# Форум для тамады-организатора Праздника > Малые литературные жанры > Конкурсы, игры, загадки >  конкурсы и игры на компьютерную тематику

## жанна-кирилл

Друзья! Хочу обратиться с просьбой. Мои завтрашние молодожёны познакомились через интернет, вслепую. Узнала я  об этом, к сожалению, только сегодня между делом. Очень хочу как-то отреагировать на эту тему.
На ум приходить только один конкурс, видела его в камеди, но могу не успеть с картинками. Суть вот в чём: переписка двоих, они читают диалог, подкреплённый смайлами, которые показывают гостям лицом
Например:
-Привет! :smile:
-Привет:tongue:
-Как жизнь?:rolleyes:
-Да так,  :Vah:  
-А у меня  :Ok: 
- А я тебя вчера видел :Vah:  :Vah:  :Vah: 
и т. д.

В общем, идея понятна.
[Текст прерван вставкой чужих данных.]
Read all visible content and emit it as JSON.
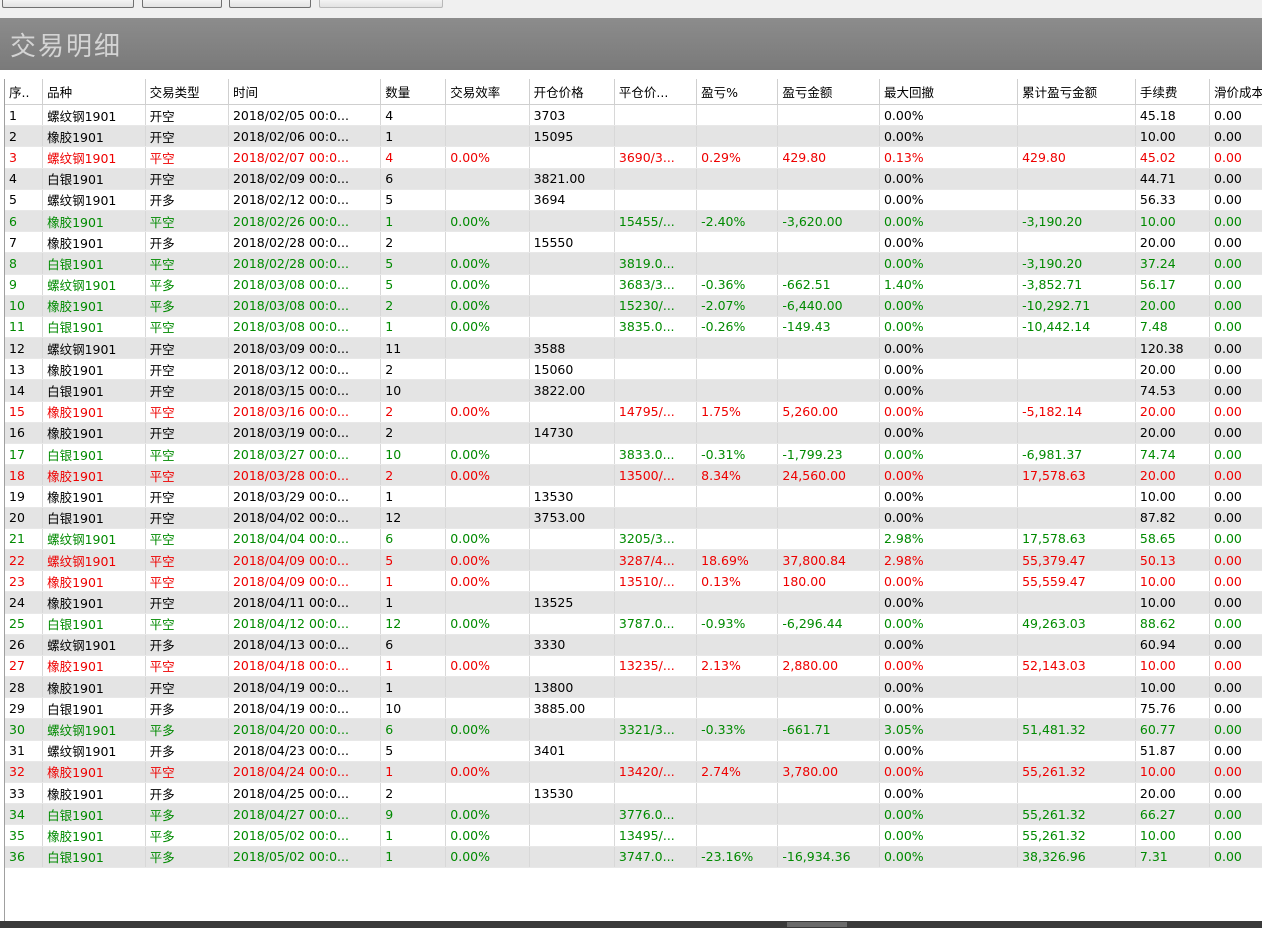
{
  "window": {
    "title": "交易明细"
  },
  "colors": {
    "normal": "#000000",
    "profit": "#ee0000",
    "loss": "#008a00",
    "header_bg": "#808080"
  },
  "columns": [
    "序..",
    "品种",
    "交易类型",
    "时间",
    "数量",
    "交易效率",
    "开仓价格",
    "平仓价...",
    "盈亏%",
    "盈亏金额",
    "最大回撤",
    "累计盈亏金额",
    "手续费",
    "滑价成本"
  ],
  "rows": [
    {
      "c": "black",
      "v": [
        "1",
        "螺纹钢1901",
        "开空",
        "2018/02/05 00:0...",
        "4",
        "",
        "3703",
        "",
        "",
        "",
        "0.00%",
        "",
        "45.18",
        "0.00"
      ]
    },
    {
      "c": "black",
      "v": [
        "2",
        "橡胶1901",
        "开空",
        "2018/02/06 00:0...",
        "1",
        "",
        "15095",
        "",
        "",
        "",
        "0.00%",
        "",
        "10.00",
        "0.00"
      ]
    },
    {
      "c": "red",
      "v": [
        "3",
        "螺纹钢1901",
        "平空",
        "2018/02/07 00:0...",
        "4",
        "0.00%",
        "",
        "3690/3...",
        "0.29%",
        "429.80",
        "0.13%",
        "429.80",
        "45.02",
        "0.00"
      ]
    },
    {
      "c": "black",
      "v": [
        "4",
        "白银1901",
        "开空",
        "2018/02/09 00:0...",
        "6",
        "",
        "3821.00",
        "",
        "",
        "",
        "0.00%",
        "",
        "44.71",
        "0.00"
      ]
    },
    {
      "c": "black",
      "v": [
        "5",
        "螺纹钢1901",
        "开多",
        "2018/02/12 00:0...",
        "5",
        "",
        "3694",
        "",
        "",
        "",
        "0.00%",
        "",
        "56.33",
        "0.00"
      ]
    },
    {
      "c": "green",
      "v": [
        "6",
        "橡胶1901",
        "平空",
        "2018/02/26 00:0...",
        "1",
        "0.00%",
        "",
        "15455/...",
        "-2.40%",
        "-3,620.00",
        "0.00%",
        "-3,190.20",
        "10.00",
        "0.00"
      ]
    },
    {
      "c": "black",
      "v": [
        "7",
        "橡胶1901",
        "开多",
        "2018/02/28 00:0...",
        "2",
        "",
        "15550",
        "",
        "",
        "",
        "0.00%",
        "",
        "20.00",
        "0.00"
      ]
    },
    {
      "c": "green",
      "v": [
        "8",
        "白银1901",
        "平空",
        "2018/02/28 00:0...",
        "5",
        "0.00%",
        "",
        "3819.0...",
        "",
        "",
        "0.00%",
        "-3,190.20",
        "37.24",
        "0.00"
      ]
    },
    {
      "c": "green",
      "v": [
        "9",
        "螺纹钢1901",
        "平多",
        "2018/03/08 00:0...",
        "5",
        "0.00%",
        "",
        "3683/3...",
        "-0.36%",
        "-662.51",
        "1.40%",
        "-3,852.71",
        "56.17",
        "0.00"
      ]
    },
    {
      "c": "green",
      "v": [
        "10",
        "橡胶1901",
        "平多",
        "2018/03/08 00:0...",
        "2",
        "0.00%",
        "",
        "15230/...",
        "-2.07%",
        "-6,440.00",
        "0.00%",
        "-10,292.71",
        "20.00",
        "0.00"
      ]
    },
    {
      "c": "green",
      "v": [
        "11",
        "白银1901",
        "平空",
        "2018/03/08 00:0...",
        "1",
        "0.00%",
        "",
        "3835.0...",
        "-0.26%",
        "-149.43",
        "0.00%",
        "-10,442.14",
        "7.48",
        "0.00"
      ]
    },
    {
      "c": "black",
      "v": [
        "12",
        "螺纹钢1901",
        "开空",
        "2018/03/09 00:0...",
        "11",
        "",
        "3588",
        "",
        "",
        "",
        "0.00%",
        "",
        "120.38",
        "0.00"
      ]
    },
    {
      "c": "black",
      "v": [
        "13",
        "橡胶1901",
        "开空",
        "2018/03/12 00:0...",
        "2",
        "",
        "15060",
        "",
        "",
        "",
        "0.00%",
        "",
        "20.00",
        "0.00"
      ]
    },
    {
      "c": "black",
      "v": [
        "14",
        "白银1901",
        "开空",
        "2018/03/15 00:0...",
        "10",
        "",
        "3822.00",
        "",
        "",
        "",
        "0.00%",
        "",
        "74.53",
        "0.00"
      ]
    },
    {
      "c": "red",
      "v": [
        "15",
        "橡胶1901",
        "平空",
        "2018/03/16 00:0...",
        "2",
        "0.00%",
        "",
        "14795/...",
        "1.75%",
        "5,260.00",
        "0.00%",
        "-5,182.14",
        "20.00",
        "0.00"
      ]
    },
    {
      "c": "black",
      "v": [
        "16",
        "橡胶1901",
        "开空",
        "2018/03/19 00:0...",
        "2",
        "",
        "14730",
        "",
        "",
        "",
        "0.00%",
        "",
        "20.00",
        "0.00"
      ]
    },
    {
      "c": "green",
      "v": [
        "17",
        "白银1901",
        "平空",
        "2018/03/27 00:0...",
        "10",
        "0.00%",
        "",
        "3833.0...",
        "-0.31%",
        "-1,799.23",
        "0.00%",
        "-6,981.37",
        "74.74",
        "0.00"
      ]
    },
    {
      "c": "red",
      "v": [
        "18",
        "橡胶1901",
        "平空",
        "2018/03/28 00:0...",
        "2",
        "0.00%",
        "",
        "13500/...",
        "8.34%",
        "24,560.00",
        "0.00%",
        "17,578.63",
        "20.00",
        "0.00"
      ]
    },
    {
      "c": "black",
      "v": [
        "19",
        "橡胶1901",
        "开空",
        "2018/03/29 00:0...",
        "1",
        "",
        "13530",
        "",
        "",
        "",
        "0.00%",
        "",
        "10.00",
        "0.00"
      ]
    },
    {
      "c": "black",
      "v": [
        "20",
        "白银1901",
        "开空",
        "2018/04/02 00:0...",
        "12",
        "",
        "3753.00",
        "",
        "",
        "",
        "0.00%",
        "",
        "87.82",
        "0.00"
      ]
    },
    {
      "c": "green",
      "v": [
        "21",
        "螺纹钢1901",
        "平空",
        "2018/04/04 00:0...",
        "6",
        "0.00%",
        "",
        "3205/3...",
        "",
        "",
        "2.98%",
        "17,578.63",
        "58.65",
        "0.00"
      ]
    },
    {
      "c": "red",
      "v": [
        "22",
        "螺纹钢1901",
        "平空",
        "2018/04/09 00:0...",
        "5",
        "0.00%",
        "",
        "3287/4...",
        "18.69%",
        "37,800.84",
        "2.98%",
        "55,379.47",
        "50.13",
        "0.00"
      ]
    },
    {
      "c": "red",
      "v": [
        "23",
        "橡胶1901",
        "平空",
        "2018/04/09 00:0...",
        "1",
        "0.00%",
        "",
        "13510/...",
        "0.13%",
        "180.00",
        "0.00%",
        "55,559.47",
        "10.00",
        "0.00"
      ]
    },
    {
      "c": "black",
      "v": [
        "24",
        "橡胶1901",
        "开空",
        "2018/04/11 00:0...",
        "1",
        "",
        "13525",
        "",
        "",
        "",
        "0.00%",
        "",
        "10.00",
        "0.00"
      ]
    },
    {
      "c": "green",
      "v": [
        "25",
        "白银1901",
        "平空",
        "2018/04/12 00:0...",
        "12",
        "0.00%",
        "",
        "3787.0...",
        "-0.93%",
        "-6,296.44",
        "0.00%",
        "49,263.03",
        "88.62",
        "0.00"
      ]
    },
    {
      "c": "black",
      "v": [
        "26",
        "螺纹钢1901",
        "开多",
        "2018/04/13 00:0...",
        "6",
        "",
        "3330",
        "",
        "",
        "",
        "0.00%",
        "",
        "60.94",
        "0.00"
      ]
    },
    {
      "c": "red",
      "v": [
        "27",
        "橡胶1901",
        "平空",
        "2018/04/18 00:0...",
        "1",
        "0.00%",
        "",
        "13235/...",
        "2.13%",
        "2,880.00",
        "0.00%",
        "52,143.03",
        "10.00",
        "0.00"
      ]
    },
    {
      "c": "black",
      "v": [
        "28",
        "橡胶1901",
        "开空",
        "2018/04/19 00:0...",
        "1",
        "",
        "13800",
        "",
        "",
        "",
        "0.00%",
        "",
        "10.00",
        "0.00"
      ]
    },
    {
      "c": "black",
      "v": [
        "29",
        "白银1901",
        "开多",
        "2018/04/19 00:0...",
        "10",
        "",
        "3885.00",
        "",
        "",
        "",
        "0.00%",
        "",
        "75.76",
        "0.00"
      ]
    },
    {
      "c": "green",
      "v": [
        "30",
        "螺纹钢1901",
        "平多",
        "2018/04/20 00:0...",
        "6",
        "0.00%",
        "",
        "3321/3...",
        "-0.33%",
        "-661.71",
        "3.05%",
        "51,481.32",
        "60.77",
        "0.00"
      ]
    },
    {
      "c": "black",
      "v": [
        "31",
        "螺纹钢1901",
        "开多",
        "2018/04/23 00:0...",
        "5",
        "",
        "3401",
        "",
        "",
        "",
        "0.00%",
        "",
        "51.87",
        "0.00"
      ]
    },
    {
      "c": "red",
      "v": [
        "32",
        "橡胶1901",
        "平空",
        "2018/04/24 00:0...",
        "1",
        "0.00%",
        "",
        "13420/...",
        "2.74%",
        "3,780.00",
        "0.00%",
        "55,261.32",
        "10.00",
        "0.00"
      ]
    },
    {
      "c": "black",
      "v": [
        "33",
        "橡胶1901",
        "开多",
        "2018/04/25 00:0...",
        "2",
        "",
        "13530",
        "",
        "",
        "",
        "0.00%",
        "",
        "20.00",
        "0.00"
      ]
    },
    {
      "c": "green",
      "v": [
        "34",
        "白银1901",
        "平多",
        "2018/04/27 00:0...",
        "9",
        "0.00%",
        "",
        "3776.0...",
        "",
        "",
        "0.00%",
        "55,261.32",
        "66.27",
        "0.00"
      ]
    },
    {
      "c": "green",
      "v": [
        "35",
        "橡胶1901",
        "平多",
        "2018/05/02 00:0...",
        "1",
        "0.00%",
        "",
        "13495/...",
        "",
        "",
        "0.00%",
        "55,261.32",
        "10.00",
        "0.00"
      ]
    },
    {
      "c": "green",
      "v": [
        "36",
        "白银1901",
        "平多",
        "2018/05/02 00:0...",
        "1",
        "0.00%",
        "",
        "3747.0...",
        "-23.16%",
        "-16,934.36",
        "0.00%",
        "38,326.96",
        "7.31",
        "0.00"
      ]
    }
  ]
}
Только могу не успеть, да и не проверяла на людях такое. Может у кого-то ещё есть идеи ( компьютер, интернет, Контакт, Одноклассники) 
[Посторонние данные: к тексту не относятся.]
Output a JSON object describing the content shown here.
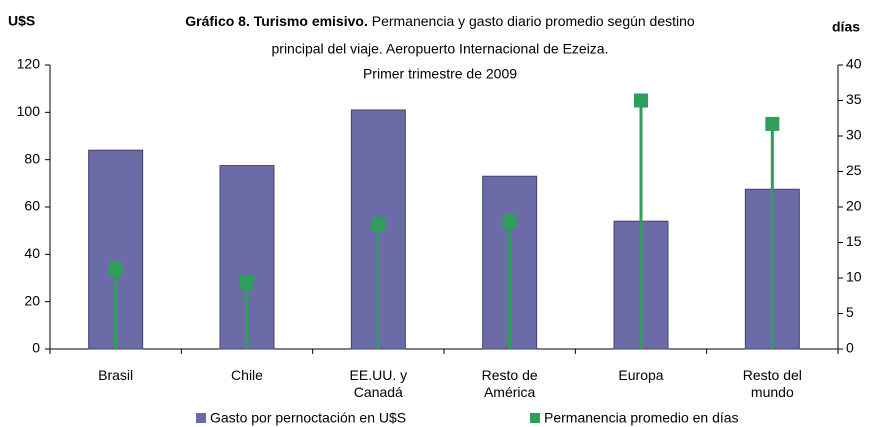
{
  "chart_data": {
    "type": "bar",
    "title": "Gráfico 8. Turismo emisivo.",
    "subtitle": [
      "Permanencia y gasto diario promedio según destino",
      "principal del viaje. Aeropuerto Internacional de Ezeiza.",
      "Primer trimestre de 2009"
    ],
    "y_label": "U$S",
    "y2_label": "días",
    "categories": [
      "Brasil",
      "Chile",
      "EE.UU. y Canadá",
      "Resto de América",
      "Europa",
      "Resto del mundo"
    ],
    "series": [
      {
        "name": "Gasto por pernoctación en U$S",
        "color": "#6b6ba8",
        "type": "bar",
        "values": [
          84,
          77.5,
          101,
          73,
          54,
          67.5
        ]
      },
      {
        "name": "Permanencia promedio en días",
        "color": "#2e9e5b",
        "type": "stem",
        "axis": "y2",
        "values": [
          11.3,
          9.3,
          17.5,
          18,
          35,
          31.7
        ]
      }
    ],
    "ylim": [
      0,
      120
    ],
    "yticks": [
      0,
      20,
      40,
      60,
      80,
      100,
      120
    ],
    "y2lim": [
      0,
      40
    ],
    "y2ticks": [
      0,
      5,
      10,
      15,
      20,
      25,
      30,
      35,
      40
    ],
    "grid": false,
    "legend": "bottom"
  }
}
Я думаю, что подсобрать такую коллекцию пора, у меня уже несколько пар упоминали интернет, как виновника знакомства.
Прошу, любые идеи, может быть еще успею что-нибудь :flower:

----------


## Shusteer

*жанна-кирилл*,
Не знаю...может и не подойдётна свадьбу, но я делала такое на молодёжной тусовке "Есть "КОНТАКТ" *в качестве манка-*под тарелками конветы, стилизованные под жёлтые конвертики как на "мыле", в них: у кого нарисован флажок- болельщики, у кого улыбающийся смайл-участник конкурса...

----------


## жанна-кирилл

*Shusteer*,
 Здорово. Так я же не только конкретно на эту свадьбу. На будущее - тема-то непаханая. 
А у Вас эти конверты получается только для одного конкурса? Ведь не могут же быть болельщиками весь вечер. Спасибо, идея отлична!

----------